Why does module.exports exist when exports exist?

Exports objects are passed in as parameters, and assigning parameters directly changes what parameters are introduced.

If require imports the effect of a class, copy it to the module.exports object

2. C/C++ module compilation

Node calls the process.dlopen() method to load and execute. The.node file is compiled after writing the C/C++ module. It does not need to be compiled, just loaded and executed. So the execution is efficient, but the writing barrier is higher than JavaScript.

3. Compilation of JSON files

1. The fs module reading JSON files – > 2. Call JSON. The parse () get the object — — — — — – > 3. The export assigned to the module object is available for external calls

The above three types of file module compilation, that is, user-written modules.

3. Core modules

It is divided into TWO parts: C/C++ (stored in Node SRC directory) and JavaScript (stored in Node lib directory).

3.1 Compilation process of JavaScript core modules

  1. Dump to C/C++ code

    V8 js2c.py tool, built-in js code —-> convert to C++ array —– to generate node_natives. H file

  2. Compile JavaScript core modules

    The source code is loaded from memory

3.2 C/C++ core module compilation process

Parts written in pure C/C++ are called built-in modules and are not directly called by users.
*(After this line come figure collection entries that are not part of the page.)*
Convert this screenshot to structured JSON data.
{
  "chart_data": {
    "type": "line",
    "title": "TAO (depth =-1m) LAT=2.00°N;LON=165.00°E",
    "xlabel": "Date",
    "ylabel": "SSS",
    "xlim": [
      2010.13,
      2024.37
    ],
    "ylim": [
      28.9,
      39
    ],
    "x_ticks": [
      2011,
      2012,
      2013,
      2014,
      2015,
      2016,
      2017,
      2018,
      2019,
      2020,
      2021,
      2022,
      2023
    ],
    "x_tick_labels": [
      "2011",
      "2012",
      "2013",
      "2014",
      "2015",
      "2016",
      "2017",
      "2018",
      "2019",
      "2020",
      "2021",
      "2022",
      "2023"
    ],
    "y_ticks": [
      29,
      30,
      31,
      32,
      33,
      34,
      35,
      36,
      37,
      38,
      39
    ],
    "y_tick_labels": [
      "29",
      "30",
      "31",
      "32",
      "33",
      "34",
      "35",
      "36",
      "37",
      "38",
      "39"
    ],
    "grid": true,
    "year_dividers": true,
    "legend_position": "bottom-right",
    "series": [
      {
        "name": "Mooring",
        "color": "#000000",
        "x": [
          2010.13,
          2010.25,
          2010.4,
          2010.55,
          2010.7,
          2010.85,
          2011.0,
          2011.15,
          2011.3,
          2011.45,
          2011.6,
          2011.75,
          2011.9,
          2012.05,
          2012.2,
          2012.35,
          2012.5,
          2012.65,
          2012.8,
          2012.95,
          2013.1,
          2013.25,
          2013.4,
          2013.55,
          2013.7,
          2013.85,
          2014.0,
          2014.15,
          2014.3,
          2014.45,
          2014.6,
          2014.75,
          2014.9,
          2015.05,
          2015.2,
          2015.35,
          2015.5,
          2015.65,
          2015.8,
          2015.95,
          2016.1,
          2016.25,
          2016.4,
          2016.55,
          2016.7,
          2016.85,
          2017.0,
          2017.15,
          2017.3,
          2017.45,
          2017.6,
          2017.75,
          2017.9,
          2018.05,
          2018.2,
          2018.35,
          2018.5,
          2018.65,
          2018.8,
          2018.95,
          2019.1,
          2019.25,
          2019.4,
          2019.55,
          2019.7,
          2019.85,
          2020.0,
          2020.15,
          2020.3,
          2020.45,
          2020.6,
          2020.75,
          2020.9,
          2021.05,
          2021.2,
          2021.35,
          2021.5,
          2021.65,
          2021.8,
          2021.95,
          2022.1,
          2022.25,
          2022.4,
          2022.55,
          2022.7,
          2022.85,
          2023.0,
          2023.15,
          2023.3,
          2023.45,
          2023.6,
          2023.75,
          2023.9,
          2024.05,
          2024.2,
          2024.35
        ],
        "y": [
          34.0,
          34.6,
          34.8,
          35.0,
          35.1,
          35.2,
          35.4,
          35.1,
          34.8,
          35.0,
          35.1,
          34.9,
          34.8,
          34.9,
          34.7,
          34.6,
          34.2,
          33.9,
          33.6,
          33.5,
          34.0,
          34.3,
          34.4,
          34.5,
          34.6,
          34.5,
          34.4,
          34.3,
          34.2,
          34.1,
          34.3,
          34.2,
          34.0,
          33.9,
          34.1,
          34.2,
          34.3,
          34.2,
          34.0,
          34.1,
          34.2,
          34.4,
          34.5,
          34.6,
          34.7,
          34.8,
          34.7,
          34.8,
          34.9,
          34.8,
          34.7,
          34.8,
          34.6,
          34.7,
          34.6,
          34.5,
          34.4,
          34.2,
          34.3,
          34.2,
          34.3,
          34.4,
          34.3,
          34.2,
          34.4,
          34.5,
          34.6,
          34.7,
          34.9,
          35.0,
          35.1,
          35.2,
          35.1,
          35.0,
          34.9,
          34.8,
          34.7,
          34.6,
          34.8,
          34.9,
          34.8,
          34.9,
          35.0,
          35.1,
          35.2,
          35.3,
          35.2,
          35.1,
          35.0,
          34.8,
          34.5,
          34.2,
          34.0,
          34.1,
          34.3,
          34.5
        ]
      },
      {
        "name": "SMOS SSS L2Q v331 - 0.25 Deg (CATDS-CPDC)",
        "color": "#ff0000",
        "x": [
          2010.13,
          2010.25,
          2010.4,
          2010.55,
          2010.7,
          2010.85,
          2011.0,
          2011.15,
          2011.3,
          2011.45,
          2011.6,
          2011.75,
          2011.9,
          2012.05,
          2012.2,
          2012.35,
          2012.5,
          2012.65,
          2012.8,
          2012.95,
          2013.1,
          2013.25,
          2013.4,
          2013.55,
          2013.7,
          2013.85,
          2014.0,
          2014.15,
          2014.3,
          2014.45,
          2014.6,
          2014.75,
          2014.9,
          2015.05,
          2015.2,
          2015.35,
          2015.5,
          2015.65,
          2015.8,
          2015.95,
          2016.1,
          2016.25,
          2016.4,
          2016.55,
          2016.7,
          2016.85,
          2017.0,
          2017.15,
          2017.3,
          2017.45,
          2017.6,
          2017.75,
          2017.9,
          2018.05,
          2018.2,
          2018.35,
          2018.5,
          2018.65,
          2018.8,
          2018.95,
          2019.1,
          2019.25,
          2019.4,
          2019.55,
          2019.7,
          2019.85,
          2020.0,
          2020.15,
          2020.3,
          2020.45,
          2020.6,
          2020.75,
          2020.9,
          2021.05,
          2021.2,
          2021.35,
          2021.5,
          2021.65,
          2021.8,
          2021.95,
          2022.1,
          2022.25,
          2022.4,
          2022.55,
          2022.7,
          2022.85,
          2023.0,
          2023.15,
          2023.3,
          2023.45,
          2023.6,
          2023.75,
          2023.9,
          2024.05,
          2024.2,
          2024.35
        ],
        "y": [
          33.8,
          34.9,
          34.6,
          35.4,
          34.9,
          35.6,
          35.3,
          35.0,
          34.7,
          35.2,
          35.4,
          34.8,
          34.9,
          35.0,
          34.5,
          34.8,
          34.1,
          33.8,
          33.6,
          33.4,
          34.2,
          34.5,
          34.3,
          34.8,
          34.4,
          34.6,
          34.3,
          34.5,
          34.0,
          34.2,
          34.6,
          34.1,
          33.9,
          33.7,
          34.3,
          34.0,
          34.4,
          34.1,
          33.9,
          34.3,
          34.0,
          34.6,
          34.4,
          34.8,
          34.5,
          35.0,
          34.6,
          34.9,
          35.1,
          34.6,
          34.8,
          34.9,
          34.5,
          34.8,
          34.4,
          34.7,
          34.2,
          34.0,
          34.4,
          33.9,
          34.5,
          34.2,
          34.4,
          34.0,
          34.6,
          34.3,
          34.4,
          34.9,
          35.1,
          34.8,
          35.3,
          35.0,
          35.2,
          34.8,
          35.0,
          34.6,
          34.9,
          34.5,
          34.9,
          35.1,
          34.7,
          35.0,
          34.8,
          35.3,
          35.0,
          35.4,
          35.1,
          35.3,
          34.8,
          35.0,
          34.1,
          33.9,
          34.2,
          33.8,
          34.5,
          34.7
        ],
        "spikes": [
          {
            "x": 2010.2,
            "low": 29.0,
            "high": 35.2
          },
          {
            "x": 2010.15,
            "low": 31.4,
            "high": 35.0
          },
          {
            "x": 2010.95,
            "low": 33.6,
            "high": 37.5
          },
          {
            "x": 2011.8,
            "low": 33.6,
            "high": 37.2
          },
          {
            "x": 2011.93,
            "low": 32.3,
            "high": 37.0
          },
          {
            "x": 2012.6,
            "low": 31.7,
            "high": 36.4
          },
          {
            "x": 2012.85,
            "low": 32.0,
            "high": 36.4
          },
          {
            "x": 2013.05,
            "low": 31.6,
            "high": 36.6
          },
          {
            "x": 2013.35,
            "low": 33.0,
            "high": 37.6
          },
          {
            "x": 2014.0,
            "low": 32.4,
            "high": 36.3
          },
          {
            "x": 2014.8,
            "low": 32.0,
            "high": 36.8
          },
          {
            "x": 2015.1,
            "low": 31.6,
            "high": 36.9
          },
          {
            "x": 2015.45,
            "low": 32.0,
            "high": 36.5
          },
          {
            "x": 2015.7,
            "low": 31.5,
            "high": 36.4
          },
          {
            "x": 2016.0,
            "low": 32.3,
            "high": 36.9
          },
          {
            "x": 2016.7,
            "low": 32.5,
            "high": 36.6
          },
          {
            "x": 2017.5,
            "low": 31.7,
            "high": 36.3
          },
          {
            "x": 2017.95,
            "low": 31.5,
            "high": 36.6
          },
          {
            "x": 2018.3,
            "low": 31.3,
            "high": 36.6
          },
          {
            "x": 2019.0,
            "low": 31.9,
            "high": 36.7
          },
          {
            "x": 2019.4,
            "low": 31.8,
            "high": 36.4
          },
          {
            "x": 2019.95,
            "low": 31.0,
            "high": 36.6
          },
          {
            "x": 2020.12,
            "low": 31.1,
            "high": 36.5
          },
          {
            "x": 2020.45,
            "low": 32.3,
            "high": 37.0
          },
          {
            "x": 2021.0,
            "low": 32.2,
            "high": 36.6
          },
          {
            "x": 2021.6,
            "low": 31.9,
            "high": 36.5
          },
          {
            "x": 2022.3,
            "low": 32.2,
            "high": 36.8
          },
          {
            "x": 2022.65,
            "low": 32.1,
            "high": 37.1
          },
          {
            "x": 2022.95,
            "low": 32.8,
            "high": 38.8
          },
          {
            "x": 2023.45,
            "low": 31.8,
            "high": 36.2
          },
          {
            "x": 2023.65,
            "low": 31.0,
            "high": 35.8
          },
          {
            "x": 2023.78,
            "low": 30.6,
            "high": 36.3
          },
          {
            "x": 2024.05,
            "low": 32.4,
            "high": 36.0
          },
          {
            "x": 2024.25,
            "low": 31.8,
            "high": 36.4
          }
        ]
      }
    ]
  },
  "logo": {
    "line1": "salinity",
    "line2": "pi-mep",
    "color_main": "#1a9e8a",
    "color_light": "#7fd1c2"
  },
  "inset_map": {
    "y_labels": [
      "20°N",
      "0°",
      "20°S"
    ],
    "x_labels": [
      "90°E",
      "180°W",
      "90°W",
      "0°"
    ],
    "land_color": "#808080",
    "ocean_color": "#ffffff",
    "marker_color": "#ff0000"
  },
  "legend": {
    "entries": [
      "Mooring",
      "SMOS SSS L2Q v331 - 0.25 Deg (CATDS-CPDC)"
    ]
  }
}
For example: the Node in the buffer, crypto, evals, fs, OS modules are partly by C/C + +.

Advantages of built-in modules:

  1. Written in C/C++, the performance is better than scripting language.
  2. When the file is compiled, the built-in module compiles into the binary. Node execution is directly loaded into memory, and can be executed without doing identifiers, file location, or compilation.

Dependency hierarchy:

Built-in modules (C/C++)—–> Core modules (JavaScript)——> file modules

Note: The file module calls the core module. Core modules basically encapsulate built-in modules

Scripting languages are usually faster to develop than static languages, but less powerful, so Node strikes a balance by adopting this composite pattern.

Conclusion:

Above is my initial understanding of Node and knowledge about modules. This is just a small part of Node, and we need to continue to learn, summarize, and grow.